UNFC Vice-Chairman Nai Han Tha told Mizzima that they had explored ways for progressing peace talks as they could not accept DDR (disarm, demobilize, reintegration) as proposed by the government and the Tatmadaw (defence services) which, he said, is the key issue in regards to defence and security affairs.
“We explored and mulled ways for security and defence affairs. We want a Federal Defence Services but the government and Tatmadaw said that it was not needed. They proposed only DDR so that our ethnic armed organizations had to integrate with their army. So we explored ways to settle this issue. We want an international model in reaching peace. This DDR issue will be a roadblock at future peace talks and political dialogue. So we focused on this issue at the workshop,” he told Mizzima.

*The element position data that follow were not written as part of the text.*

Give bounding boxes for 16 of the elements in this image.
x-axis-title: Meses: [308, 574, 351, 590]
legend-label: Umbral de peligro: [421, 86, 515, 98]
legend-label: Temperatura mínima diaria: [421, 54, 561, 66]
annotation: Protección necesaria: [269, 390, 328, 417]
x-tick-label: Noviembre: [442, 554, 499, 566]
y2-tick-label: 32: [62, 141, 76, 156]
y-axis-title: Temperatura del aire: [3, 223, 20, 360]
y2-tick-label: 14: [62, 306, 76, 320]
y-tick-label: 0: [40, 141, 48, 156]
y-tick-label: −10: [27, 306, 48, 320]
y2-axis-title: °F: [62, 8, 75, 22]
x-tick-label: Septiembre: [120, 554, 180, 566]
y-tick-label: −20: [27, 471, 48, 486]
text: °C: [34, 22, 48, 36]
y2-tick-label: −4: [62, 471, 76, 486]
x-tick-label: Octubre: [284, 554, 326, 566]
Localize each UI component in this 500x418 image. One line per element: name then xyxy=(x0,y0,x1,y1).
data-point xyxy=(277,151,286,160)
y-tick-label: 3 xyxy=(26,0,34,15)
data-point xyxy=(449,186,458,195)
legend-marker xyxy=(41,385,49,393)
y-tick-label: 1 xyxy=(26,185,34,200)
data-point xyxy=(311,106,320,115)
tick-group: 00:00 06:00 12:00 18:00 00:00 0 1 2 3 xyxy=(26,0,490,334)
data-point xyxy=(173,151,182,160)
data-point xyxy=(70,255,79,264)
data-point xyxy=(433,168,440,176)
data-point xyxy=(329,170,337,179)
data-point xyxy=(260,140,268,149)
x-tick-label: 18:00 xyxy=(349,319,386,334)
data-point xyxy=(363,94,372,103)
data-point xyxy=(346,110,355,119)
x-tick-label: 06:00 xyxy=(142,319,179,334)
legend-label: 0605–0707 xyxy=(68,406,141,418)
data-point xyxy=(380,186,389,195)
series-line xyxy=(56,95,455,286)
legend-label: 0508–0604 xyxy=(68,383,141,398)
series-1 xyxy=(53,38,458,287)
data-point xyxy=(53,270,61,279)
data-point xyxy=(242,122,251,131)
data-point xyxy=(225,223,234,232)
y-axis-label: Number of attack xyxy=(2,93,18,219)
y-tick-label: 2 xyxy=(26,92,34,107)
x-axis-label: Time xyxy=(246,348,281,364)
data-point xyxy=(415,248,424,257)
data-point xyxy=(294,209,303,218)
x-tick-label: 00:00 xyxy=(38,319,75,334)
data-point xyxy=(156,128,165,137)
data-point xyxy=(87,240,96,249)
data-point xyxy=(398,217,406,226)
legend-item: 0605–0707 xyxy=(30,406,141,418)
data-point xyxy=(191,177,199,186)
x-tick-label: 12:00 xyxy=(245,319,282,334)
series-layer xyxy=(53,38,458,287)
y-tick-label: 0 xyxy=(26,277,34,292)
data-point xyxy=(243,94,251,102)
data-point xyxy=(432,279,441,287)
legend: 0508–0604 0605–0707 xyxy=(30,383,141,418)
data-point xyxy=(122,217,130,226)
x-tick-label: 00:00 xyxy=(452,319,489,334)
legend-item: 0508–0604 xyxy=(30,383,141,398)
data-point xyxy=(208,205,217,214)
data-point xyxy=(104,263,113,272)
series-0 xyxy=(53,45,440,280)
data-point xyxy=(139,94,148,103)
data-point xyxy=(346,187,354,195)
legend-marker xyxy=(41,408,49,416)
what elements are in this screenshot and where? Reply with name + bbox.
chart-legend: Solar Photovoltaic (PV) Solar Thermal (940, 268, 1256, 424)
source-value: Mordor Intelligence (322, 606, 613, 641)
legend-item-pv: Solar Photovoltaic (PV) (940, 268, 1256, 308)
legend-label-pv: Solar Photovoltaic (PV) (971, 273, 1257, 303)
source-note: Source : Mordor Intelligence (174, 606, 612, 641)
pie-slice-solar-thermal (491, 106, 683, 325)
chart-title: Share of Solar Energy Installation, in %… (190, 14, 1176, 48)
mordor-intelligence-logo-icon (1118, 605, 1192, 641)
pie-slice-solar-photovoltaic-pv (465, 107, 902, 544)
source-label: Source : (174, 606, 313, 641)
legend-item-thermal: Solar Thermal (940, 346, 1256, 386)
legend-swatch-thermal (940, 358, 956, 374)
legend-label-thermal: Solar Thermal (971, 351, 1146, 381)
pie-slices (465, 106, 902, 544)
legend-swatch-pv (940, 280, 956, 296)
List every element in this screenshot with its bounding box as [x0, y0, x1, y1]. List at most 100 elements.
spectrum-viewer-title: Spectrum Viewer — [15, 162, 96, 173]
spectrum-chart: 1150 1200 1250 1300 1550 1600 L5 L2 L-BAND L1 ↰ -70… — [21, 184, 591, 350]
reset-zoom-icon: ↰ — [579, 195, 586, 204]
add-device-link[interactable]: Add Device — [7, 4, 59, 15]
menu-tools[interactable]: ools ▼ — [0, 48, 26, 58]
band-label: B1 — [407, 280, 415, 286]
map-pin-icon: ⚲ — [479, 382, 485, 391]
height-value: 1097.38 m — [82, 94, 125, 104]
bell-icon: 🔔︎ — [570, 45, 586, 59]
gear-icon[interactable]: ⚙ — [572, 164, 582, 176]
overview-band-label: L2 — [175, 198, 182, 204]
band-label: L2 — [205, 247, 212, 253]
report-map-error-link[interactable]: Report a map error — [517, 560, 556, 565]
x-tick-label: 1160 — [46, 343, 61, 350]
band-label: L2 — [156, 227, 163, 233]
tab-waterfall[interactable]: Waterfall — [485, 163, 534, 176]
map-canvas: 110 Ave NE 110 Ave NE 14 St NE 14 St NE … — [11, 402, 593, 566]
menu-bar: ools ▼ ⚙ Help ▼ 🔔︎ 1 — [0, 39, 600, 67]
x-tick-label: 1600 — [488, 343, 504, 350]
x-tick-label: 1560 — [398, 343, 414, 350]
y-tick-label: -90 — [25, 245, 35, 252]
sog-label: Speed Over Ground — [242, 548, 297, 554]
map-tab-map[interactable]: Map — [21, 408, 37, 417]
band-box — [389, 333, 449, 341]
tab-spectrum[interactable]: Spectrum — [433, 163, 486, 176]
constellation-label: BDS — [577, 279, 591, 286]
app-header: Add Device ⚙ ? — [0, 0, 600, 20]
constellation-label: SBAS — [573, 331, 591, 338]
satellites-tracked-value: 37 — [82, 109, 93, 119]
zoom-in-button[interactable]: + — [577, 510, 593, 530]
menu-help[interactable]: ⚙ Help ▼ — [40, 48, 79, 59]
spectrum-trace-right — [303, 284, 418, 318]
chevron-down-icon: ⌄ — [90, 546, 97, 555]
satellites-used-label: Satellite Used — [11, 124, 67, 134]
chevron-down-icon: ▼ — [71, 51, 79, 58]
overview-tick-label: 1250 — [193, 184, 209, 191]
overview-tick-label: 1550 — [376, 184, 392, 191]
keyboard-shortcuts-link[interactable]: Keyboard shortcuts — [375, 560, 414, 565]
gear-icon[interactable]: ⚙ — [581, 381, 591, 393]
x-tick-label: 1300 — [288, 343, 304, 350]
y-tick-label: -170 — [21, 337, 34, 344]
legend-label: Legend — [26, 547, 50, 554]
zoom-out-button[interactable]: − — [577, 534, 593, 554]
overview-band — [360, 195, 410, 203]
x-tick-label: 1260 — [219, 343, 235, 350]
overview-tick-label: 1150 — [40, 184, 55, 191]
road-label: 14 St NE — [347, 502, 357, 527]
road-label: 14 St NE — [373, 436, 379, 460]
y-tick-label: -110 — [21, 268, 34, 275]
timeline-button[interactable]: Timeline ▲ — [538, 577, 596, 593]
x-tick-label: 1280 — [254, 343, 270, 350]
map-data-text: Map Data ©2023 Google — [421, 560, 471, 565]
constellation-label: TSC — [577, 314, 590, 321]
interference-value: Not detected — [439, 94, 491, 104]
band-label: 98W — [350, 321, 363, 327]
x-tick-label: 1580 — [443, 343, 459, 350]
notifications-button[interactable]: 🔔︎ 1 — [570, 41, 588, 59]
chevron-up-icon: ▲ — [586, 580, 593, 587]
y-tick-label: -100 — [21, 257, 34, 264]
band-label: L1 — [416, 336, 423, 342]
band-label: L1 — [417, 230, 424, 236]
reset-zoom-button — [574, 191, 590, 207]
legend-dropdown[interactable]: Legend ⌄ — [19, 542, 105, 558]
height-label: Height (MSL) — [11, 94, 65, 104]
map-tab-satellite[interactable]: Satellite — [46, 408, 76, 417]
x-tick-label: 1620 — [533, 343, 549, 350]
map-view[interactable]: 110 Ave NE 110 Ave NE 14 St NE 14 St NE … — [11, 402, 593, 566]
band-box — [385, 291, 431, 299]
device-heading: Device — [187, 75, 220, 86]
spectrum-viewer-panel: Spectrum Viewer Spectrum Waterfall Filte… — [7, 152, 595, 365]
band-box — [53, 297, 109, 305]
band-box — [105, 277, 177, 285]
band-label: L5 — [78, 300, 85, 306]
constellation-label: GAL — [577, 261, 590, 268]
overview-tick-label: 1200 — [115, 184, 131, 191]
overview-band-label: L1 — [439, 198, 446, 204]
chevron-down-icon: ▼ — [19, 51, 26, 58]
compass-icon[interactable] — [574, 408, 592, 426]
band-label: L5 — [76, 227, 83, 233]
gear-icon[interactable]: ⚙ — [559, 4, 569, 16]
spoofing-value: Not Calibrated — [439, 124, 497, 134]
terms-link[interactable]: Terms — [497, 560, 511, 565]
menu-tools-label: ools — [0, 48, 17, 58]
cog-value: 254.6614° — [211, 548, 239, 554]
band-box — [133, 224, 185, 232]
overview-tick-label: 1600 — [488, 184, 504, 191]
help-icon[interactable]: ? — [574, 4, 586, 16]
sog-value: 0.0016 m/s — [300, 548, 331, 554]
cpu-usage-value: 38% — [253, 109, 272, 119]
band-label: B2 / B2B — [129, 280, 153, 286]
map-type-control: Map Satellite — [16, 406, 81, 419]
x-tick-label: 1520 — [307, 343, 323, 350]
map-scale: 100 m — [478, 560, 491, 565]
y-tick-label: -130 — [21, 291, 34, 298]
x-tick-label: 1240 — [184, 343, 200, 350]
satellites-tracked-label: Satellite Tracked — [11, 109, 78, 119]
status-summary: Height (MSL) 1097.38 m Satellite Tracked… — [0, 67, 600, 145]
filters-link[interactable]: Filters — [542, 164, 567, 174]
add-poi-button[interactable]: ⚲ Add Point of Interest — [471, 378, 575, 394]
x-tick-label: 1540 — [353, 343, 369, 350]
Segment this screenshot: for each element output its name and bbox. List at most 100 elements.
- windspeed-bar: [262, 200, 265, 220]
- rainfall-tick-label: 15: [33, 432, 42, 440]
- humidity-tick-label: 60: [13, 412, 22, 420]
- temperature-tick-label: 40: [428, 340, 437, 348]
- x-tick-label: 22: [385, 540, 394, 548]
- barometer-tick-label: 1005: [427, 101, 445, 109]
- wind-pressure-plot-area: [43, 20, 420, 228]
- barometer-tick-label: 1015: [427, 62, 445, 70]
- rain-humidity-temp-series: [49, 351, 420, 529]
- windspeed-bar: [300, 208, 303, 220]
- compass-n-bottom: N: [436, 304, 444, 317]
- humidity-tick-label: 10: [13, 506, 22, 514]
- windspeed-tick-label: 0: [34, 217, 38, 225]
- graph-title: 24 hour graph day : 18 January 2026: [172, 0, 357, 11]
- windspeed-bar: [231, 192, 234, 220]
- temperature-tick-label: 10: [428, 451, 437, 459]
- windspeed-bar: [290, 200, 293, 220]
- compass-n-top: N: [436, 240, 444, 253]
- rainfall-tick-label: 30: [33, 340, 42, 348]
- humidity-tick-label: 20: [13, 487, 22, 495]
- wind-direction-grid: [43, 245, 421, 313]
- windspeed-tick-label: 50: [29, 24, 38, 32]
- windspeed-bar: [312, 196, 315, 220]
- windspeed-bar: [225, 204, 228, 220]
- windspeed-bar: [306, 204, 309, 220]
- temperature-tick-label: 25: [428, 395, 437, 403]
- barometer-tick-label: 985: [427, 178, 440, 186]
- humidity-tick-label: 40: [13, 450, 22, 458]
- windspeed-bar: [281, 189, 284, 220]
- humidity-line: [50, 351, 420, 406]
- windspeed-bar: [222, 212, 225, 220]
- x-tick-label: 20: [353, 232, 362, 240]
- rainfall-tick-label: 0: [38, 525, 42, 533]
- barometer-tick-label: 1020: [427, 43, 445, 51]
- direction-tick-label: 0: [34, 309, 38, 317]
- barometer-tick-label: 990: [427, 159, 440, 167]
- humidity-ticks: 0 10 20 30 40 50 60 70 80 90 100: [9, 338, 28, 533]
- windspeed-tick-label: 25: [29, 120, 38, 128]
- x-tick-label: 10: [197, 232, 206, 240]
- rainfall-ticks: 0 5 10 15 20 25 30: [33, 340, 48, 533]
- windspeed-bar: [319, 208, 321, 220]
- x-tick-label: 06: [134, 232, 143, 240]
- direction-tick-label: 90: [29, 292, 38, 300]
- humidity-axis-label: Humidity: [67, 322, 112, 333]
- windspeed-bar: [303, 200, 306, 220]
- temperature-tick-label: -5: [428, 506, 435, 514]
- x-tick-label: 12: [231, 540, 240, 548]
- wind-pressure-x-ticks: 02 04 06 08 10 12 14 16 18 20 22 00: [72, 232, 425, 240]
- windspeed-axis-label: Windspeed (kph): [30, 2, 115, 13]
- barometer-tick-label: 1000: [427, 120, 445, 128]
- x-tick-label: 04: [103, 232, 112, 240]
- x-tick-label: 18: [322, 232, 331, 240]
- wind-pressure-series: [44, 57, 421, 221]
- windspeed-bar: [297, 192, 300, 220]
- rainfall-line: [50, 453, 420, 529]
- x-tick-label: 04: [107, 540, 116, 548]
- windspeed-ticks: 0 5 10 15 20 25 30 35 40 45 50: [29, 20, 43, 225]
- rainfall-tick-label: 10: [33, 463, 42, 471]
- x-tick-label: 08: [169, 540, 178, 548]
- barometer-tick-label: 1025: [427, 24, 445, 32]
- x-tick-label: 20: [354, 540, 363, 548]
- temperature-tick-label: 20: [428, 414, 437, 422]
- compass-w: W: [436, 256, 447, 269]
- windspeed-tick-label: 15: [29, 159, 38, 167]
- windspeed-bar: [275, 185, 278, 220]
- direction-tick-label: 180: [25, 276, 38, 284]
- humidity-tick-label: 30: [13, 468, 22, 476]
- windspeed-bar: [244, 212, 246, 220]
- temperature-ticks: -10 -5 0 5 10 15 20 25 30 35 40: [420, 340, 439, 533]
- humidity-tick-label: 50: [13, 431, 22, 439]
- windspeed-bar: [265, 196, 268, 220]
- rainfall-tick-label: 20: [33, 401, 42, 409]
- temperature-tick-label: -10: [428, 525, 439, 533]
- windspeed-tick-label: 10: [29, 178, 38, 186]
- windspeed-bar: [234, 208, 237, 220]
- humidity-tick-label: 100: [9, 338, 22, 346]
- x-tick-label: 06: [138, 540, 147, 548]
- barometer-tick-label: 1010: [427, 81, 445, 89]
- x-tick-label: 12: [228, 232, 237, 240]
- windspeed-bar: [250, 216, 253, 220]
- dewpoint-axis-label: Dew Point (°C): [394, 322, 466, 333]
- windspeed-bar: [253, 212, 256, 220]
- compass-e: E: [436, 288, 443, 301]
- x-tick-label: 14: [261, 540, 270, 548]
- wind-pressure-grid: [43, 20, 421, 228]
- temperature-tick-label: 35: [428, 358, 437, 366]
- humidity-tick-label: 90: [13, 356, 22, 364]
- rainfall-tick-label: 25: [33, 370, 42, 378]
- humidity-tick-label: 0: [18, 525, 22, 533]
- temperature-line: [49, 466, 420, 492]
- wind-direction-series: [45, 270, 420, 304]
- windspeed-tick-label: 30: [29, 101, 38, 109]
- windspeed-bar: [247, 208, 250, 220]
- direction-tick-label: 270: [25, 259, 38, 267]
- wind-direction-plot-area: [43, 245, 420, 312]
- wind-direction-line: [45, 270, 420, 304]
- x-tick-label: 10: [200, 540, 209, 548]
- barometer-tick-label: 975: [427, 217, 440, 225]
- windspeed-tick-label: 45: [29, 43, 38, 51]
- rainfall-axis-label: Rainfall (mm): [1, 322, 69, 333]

“We don’t want DDR. We only want our proposed SSR (Security Sector Reform). We want to have our own State Defence Forces in each and every State. We don’t yet have trust among our ethnic nationalities. We don’t have trust in the current government. So we cannot accept a sole government army by demobilizing all of our ethnic armies. Under these circumstances we held this workshop to explore ways to settle this issue,” Nai Han Tha said.
He also said that although the government had disarmed some ethnic armed organizations in the past, these organizations did not get any benefits from their peace agreements with successive governments so that they had to choose armed revolt again. Under these circumstances, they could not yet accept the disarming and demobilization of their armies.
At the workshop, retired army general Bala Nanda Sharma from Nepal discussed the peace process in his country in relation to a military code of conduct, ceasefire monitoring, and security affairs.
Professor Christine Ball from Edinburgh University discussed the implementation of the peace agreement while Ravinder Pal Singh from India spoke about defence and state security policies.
Aung Htoo from the Legal Aid Network (LAN) spoke about weaknesses in the Myanmar peace process at the Union Peace Convention (UPC). And Sai Kyaw Nyunt and Sai Nyunt Lwin from Shan Nationalities League for Democracy (SNLD) discussed matters relating to the UPC.
In his opening address delivered at the workshop, Khu Oo Reh, UNFC General Secretary and Vice Chairman of the Karenni National Progressive Party (KNPP), urged all ethnic armed organizations to get ready for political transition when the new government assumes office and to avoid the difficulties faced in over 60-years’ experience of security affairs, defence affairs, constitutional affairs, international affairs, and human rights.
The workshop was organized by the Ethnic Nationalities Affairs Centre (ENAC).